# Cosmology Lecture 19

### Finishing Linear Perturbation Theory

The last missing piece in the equations we’ve been discussing is the calculation of the speed of sound ${\displaystyle v_{s}}$ in these fluids. For this, we’ll focus on the baryon-photon fluid in two epochs:

• Before Decoupling (${\displaystyle z\sim 1200}$):

The energy density of the baryon-photon fluid is given by:

${\displaystyle \rho =\rho _{\gamma }+\rho _{B}=bT^{4}+n_{B}m_{H}+({3 \over 2}n_{B}kT)\,\!}$

where ${\displaystyle b}$ is a constant, ${\displaystyle m_{H}}$ is the mass of hydrogen, and ${\displaystyle kT\ll m_{H}}$ because ${\displaystyle m_{H}\sim 1GeV}$, which corresponds to ${\displaystyle T\sim 10^{10}K}$, which was only valid very early on.

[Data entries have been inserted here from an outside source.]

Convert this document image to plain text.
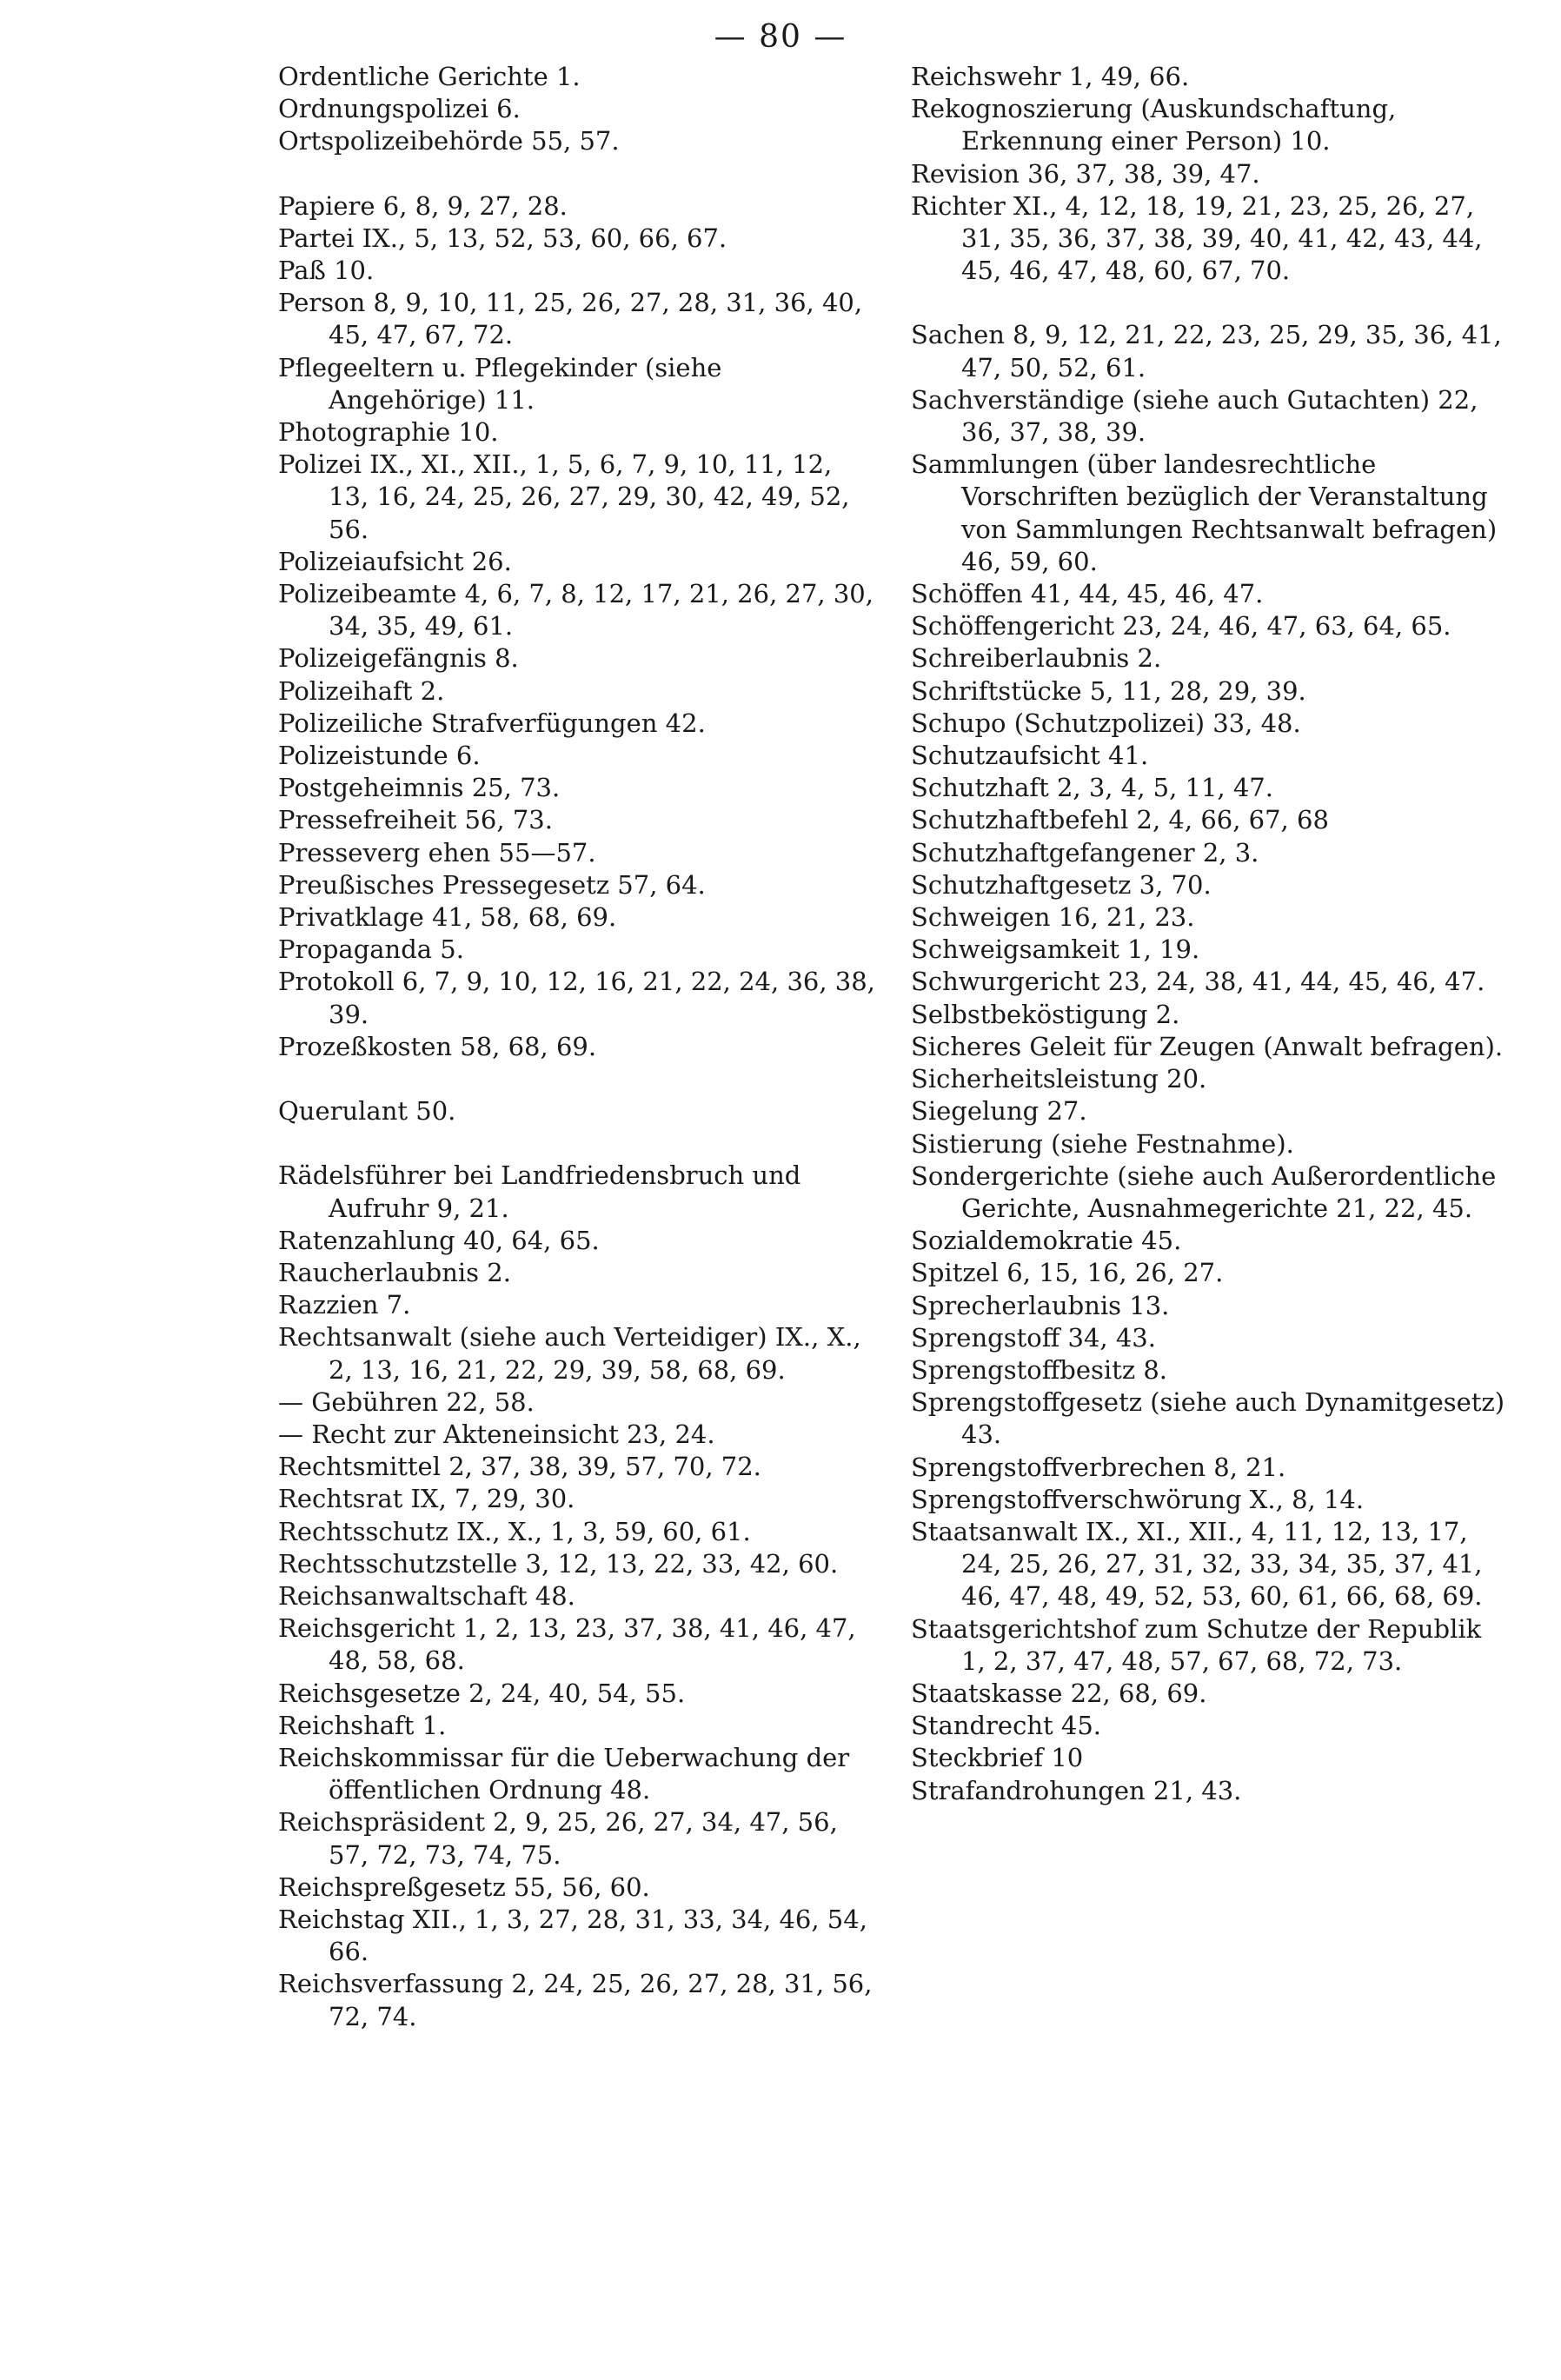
— 80 —

Ordentliche Gerichte 1.

Ordnungspolizei 6.

Ortspolizeibehörde 55, 57.

Papiere 6, 8, 9, 27, 28.

Partei IX., 5, 13, 52, 53, 60, 66, 67.

Paß 10.

Person 8, 9, 10, 11, 25, 26, 27, 28, 31, 36, 40, 45, 47, 67, 72.

Pflegeeltern u. Pflegekinder (siehe Angehörige) 11.

Photographie 10.

Polizei IX., XI., XII., 1, 5, 6, 7, 9, 10, 11, 12, 13, 16, 24, 25, 26, 27, 29, 30, 42, 49, 52, 56.

Polizeiaufsicht 26.

Polizeibeamte 4, 6, 7, 8, 12, 17, 21, 26, 27, 30, 34, 35, 49, 61.

Polizeigefängnis 8.

Polizeihaft 2.

Polizeiliche Strafverfügungen 42.

Polizeistunde 6.

Postgeheimnis 25, 73.

Pressefreiheit 56, 73.

Presseverg ehen 55—57.

Preußisches Pressegesetz 57, 64.

Privatklage 41, 58, 68, 69.

Propaganda 5.

Protokoll 6, 7, 9, 10, 12, 16, 21, 22, 24, 36, 38, 39.

Prozeßkosten 58, 68, 69.

Querulant 50.

Rädelsführer bei Landfriedensbruch und Aufruhr 9, 21.

Ratenzahlung 40, 64, 65.

Raucherlaubnis 2.

Razzien 7.

Rechtsanwalt (siehe auch Verteidiger) IX., X., 2, 13, 16, 21, 22, 29, 39, 58, 68, 69.

— Gebühren 22, 58.

— Recht zur Akteneinsicht 23, 24.

Rechtsmittel 2, 37, 38, 39, 57, 70, 72.

Rechtsrat IX, 7, 29, 30.

Rechtsschutz IX., X., 1, 3, 59, 60, 61.

Rechtsschutzstelle 3, 12, 13, 22, 33, 42, 60.

Reichsanwaltschaft 48.

Reichsgericht 1, 2, 13, 23, 37, 38, 41, 46, 47, 48, 58, 68.

Reichsgesetze 2, 24, 40, 54, 55.

Reichshaft 1.

Reichskommissar für die Ueberwachung der öffentlichen Ordnung 48.

Reichspräsident 2, 9, 25, 26, 27, 34, 47, 56, 57, 72, 73, 74, 75.

Reichspreßgesetz 55, 56, 60.

Reichstag XII., 1, 3, 27, 28, 31, 33, 34, 46, 54, 66.

Reichsverfassung 2, 24, 25, 26, 27, 28, 31, 56, 72, 74.

Reichswehr 1, 49, 66.

Rekognoszierung (Auskundschaftung, Erkennung einer Person) 10.

Revision 36, 37, 38, 39, 47.

Richter XI., 4, 12, 18, 19, 21, 23, 25, 26, 27, 31, 35, 36, 37, 38, 39, 40, 41, 42, 43, 44, 45, 46, 47, 48, 60, 67, 70.

Sachen 8, 9, 12, 21, 22, 23, 25, 29, 35, 36, 41, 47, 50, 52, 61.

Sachverständige (siehe auch Gutachten) 22, 36, 37, 38, 39.

Sammlungen (über landesrechtliche Vorschriften bezüglich der Veranstaltung von Sammlungen Rechtsanwalt befragen) 46, 59, 60.

Schöffen 41, 44, 45, 46, 47.

Schöffengericht 23, 24, 46, 47, 63, 64, 65.

Schreiberlaubnis 2.

Schriftstücke 5, 11, 28, 29, 39.

Schupo (Schutzpolizei) 33, 48.

Schutzaufsicht 41.

Schutzhaft 2, 3, 4, 5, 11, 47.

Schutzhaftbefehl 2, 4, 66, 67, 68

Schutzhaftgefangener 2, 3.

Schutzhaftgesetz 3, 70.

Schweigen 16, 21, 23.

Schweigsamkeit 1, 19.

Schwurgericht 23, 24, 38, 41, 44, 45, 46, 47.

Selbstbeköstigung 2.

Sicheres Geleit für Zeugen (Anwalt befragen).

Sicherheitsleistung 20.

Siegelung 27.

Sistierung (siehe Festnahme).

Sondergerichte (siehe auch Außerordentliche Gerichte, Ausnahmegerichte 21, 22, 45.

Sozialdemokratie 45.

Spitzel 6, 15, 16, 26, 27.

Sprecherlaubnis 13.

Sprengstoff 34, 43.

Sprengstoffbesitz 8.

Sprengstoffgesetz (siehe auch Dynamitgesetz) 43.

Sprengstoffverbrechen 8, 21.

Sprengstoffverschwörung X., 8, 14.

Staatsanwalt IX., XI., XII., 4, 11, 12, 13, 17, 24, 25, 26, 27, 31, 32, 33, 34, 35, 37, 41, 46, 47, 48, 49, 52, 53, 60, 61, 66, 68, 69.

Staatsgerichtshof zum Schutze der Republik 1, 2, 37, 47, 48, 57, 67, 68, 72, 73.

Staatskasse 22, 68, 69.

Standrecht 45.

Steckbrief 10

Strafandrohungen 21, 43.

The pressure of the baryon-photon fluid is dominated by ${\displaystyle P_{\gamma }}$, so:

${\displaystyle P\approx P_{\gamma }={1 \over 3}\rho _{\gamma }c^{2}\,\!}$

Now we can calculate the adiabatic sound speed:

${\displaystyle v_{s}^{2}\equiv {\partial P \over \partial \rho }{\big |}_{S}={c^{2} \over 3}{\partial \rho _{\gamma } \over \partial (\rho _{\gamma }+\rho _{B})}{\big |}_{S}={c^{2} \over 3}\left(1+{\partial \rho _{B} \over \partial \rho _{\gamma }}{\big |}_{S}\right)^{-1}\,\!}$

where ${\displaystyle S}$ is entropy. Now since ${\displaystyle \rho _{B}=n_{B}m_{H}\propto a^{-3}\propto T^{3}}$, and ${\displaystyle \rho _{\gamma }\propto T^{4}}$, we can say ${\displaystyle {\partial \rho _{B} \over \rho _{B}}=3{\partial T \over T}}$, and ${\displaystyle {\partial \rho _{\gamma } \over \rho _{\gamma }}=4{\partial T \over T}}$. Therefore:

${\displaystyle {\partial \rho _{B} \over \partial \rho _{\gamma }}{\big |}_{S}={3 \over 4}{\rho _{B} \over \rho _{\gamma }}\,\!}$

Thus, our equation for the adiabatic sound speed becomes:

${\displaystyle {v_{s}^{2}={c^{2} \over 3}\left(1+{3 \over 4}{\rho _{B} \over \rho _{\gamma }}\right)^{-1}}\,\!}$

If the energy density is dominated by photons (${\displaystyle \rho _{B}\ll \rho _{\gamma }}$), then:

${\displaystyle {v_{s}={c \over {\sqrt {3}}}}\,\!}$

Using ${\displaystyle {\Omega _{B,0}}}$, ${\displaystyle T_{\gamma ,0}}$, we can show that ${\displaystyle \rho _{B}<\rho _{\gamma }}$ for ${\displaystyle a\leq 10^{-3}}$.

• After Decoupling:

After decoupling, the speed of sound in baryons are the speed of sound in neutral hydrogen (and Helium), which is an Ideal Gas to a good approximation. Thus, ${\displaystyle P_{B}=n_{B}kT_{B}}$. We also know ${\displaystyle \rho _{B}=m_{H}n_{B}+({3 \over 2}n_{B}kT)}$, where ${\displaystyle kT}$ is small (again). Recall that for an ideal gas (${\displaystyle dS=0}$), that ${\displaystyle P_{B}\propto \rho _{B}^{\gamma }}$, where ${\displaystyle \gamma ={C_{p} \over C_{V}}}$. ${\displaystyle C_{p},C_{V}}$ is the specific heat for constant pressure, volume. The proof for this is as follows:

${\displaystyle dQ=0=dE+PdV\Rightarrow C_{V}dT+PdV=0\,\!}$

Replacing ${\displaystyle dT}$, using ${\displaystyle NkdT=PdV+VdP}$, we get:

{\displaystyle {\begin{aligned}{C_{V} \over Nk}(PdV+VdP)+PdV&=0\\{C_{V}+Nk \over Nk}PdV&={-C_{V} \over Nk}VdP\\{C_{P} \over C_{V}}{dV \over V}&=-{dP \over P}\\\end{aligned}}\,\!}

Thus, ${\displaystyle P\propto v^{\gamma }}$, where ${\displaystyle \gamma \equiv {C_{P} \over C_{V}}}$. Since we also know that ${\displaystyle P={NkT \over V}\propto V^{-\gamma }}$, so using that ${\displaystyle \rho _{B}\propto {1 \over V}}$:

${\displaystyle {P_{B}\propto P_{B}^{\gamma }}\,\!}$

We also know ${\displaystyle T_{B}\propto V^{1-\gamma }\propto a^{3(1-\gamma )}}$. We can use a previous equation to show ${\displaystyle \gamma ={5 \over 3}}$, so:

${\displaystyle {T_{B}\propto {1 \over a^{2}}}\,\!}$